A US judge gave Facebook 10 days to publish internal documents in which the handling of so-called “Free to Play” games is explained. Numerous parents in the US had sued the social media giant in a class action lawsuit in 2012. Their children had unintentionally racked up charges in excess of several thousand dollars on their parents’ credit cards by playing games on Facebook and unintentionally purchasing game items. Facebook always refused to reimburse the amounts incurred. The publication of some internal Facebook documents, as ordered by the judge, promises a deeper insight into the controversial practice for the first time.
The social network has long been the subject of criticism, not only because of its controversial privacy practices (link will open in a new window). One of the cases involved exactly 6,545 dollars (the equivalent of around 5,740 euros) debited from a credit card deposited with Facebook – for items in a game. Facebook rejected the blame and sees the parents alone as responsible.
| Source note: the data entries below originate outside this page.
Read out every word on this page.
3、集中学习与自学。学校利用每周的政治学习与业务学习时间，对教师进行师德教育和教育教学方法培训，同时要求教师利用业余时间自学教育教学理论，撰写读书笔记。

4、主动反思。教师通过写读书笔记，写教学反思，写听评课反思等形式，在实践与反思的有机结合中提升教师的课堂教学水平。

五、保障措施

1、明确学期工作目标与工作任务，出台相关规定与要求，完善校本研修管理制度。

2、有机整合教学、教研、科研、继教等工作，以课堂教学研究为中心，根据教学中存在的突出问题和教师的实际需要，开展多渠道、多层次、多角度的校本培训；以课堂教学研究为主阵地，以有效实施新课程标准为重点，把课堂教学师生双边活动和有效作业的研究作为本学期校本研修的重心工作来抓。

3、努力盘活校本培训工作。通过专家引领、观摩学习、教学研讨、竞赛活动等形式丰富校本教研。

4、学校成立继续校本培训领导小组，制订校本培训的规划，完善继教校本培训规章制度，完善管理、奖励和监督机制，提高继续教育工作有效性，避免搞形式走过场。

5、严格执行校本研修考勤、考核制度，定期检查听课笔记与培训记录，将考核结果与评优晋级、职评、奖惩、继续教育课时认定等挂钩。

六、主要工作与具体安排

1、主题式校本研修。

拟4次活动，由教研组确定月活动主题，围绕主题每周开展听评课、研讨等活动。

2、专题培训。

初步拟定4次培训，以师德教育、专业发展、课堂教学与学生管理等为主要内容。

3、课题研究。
Internally, however, Facebook employees speak a different language. According to reports from Reveal News (link opens in a new window), one employee expressed concern because “it doesn’t necessarily look like real money to a minor”.
In addition, users who generate high revenues through game purchases are referred to as “whales”. The term comes from gambling jargon, where the term is used to refer to consistently (bordering on wasteful) high-stakes players. These players regularly bring the casinos high winnings.
However, the fact that some of the unwitting purchasers are minors with no (or only limited) legal capacity obviously was no cause for concern, at least outwardly – refunds were initially refused in all cases. After all, it is the parents’ responsibility to monitor their children’s activities. The original trial ended with a settlement.
In another case from 2015, a seven-year-old child played the game “Jurassic World” on his father’s iPad and made in-app purchases worth the equivalent of around 4500 euros via iTunes within just five days (link opens in a new window). The expenses only became apparent when the father tried to pay a supplier’s invoice and the payment was rejected due to an insufficient credit line.
There was a silver lining, however: Apple was accommodating in this case (after a long correspondence) and agreed to a refund. However, such cases are the exception from the rule.
Why a “free” game can quickly become expensive
Many of the so-called “Free to play” games are especially popular with younger players. “Free to play” means that it is free to play the game. However, in order to achieve better results faster within the game, certain game items are often necessary. These must then be bought for “real” money. Sometimes a certain game item, which can only be purchased and not earned, also gives a player a big advantage over other players. This is one of the reasons why critics cynically call this model “Pay to Win”.
No desire for nasty surprises?
- Check exactly which games your child is playing and whether inApp purchases are possible.
- When you install a new app, don’t let your child watch you enter your password. That may sound harsh, but in the above case, the son had memorized his father’s iTunes password and used it for in-app purchases.
- Don’t store credit card information on social media. If not otherwise possible, use prepaid cards. This is how you limit the damage in an emergency.
- Talk to your child about the topic and make him understand that game items cost “real” money – no matter how pretty and colorful the graphics may be.
- Check exactly which items appear on your credit card statement and also check for e-mails informing you about purchases and downloads. This way you can intervene early and minimize damage.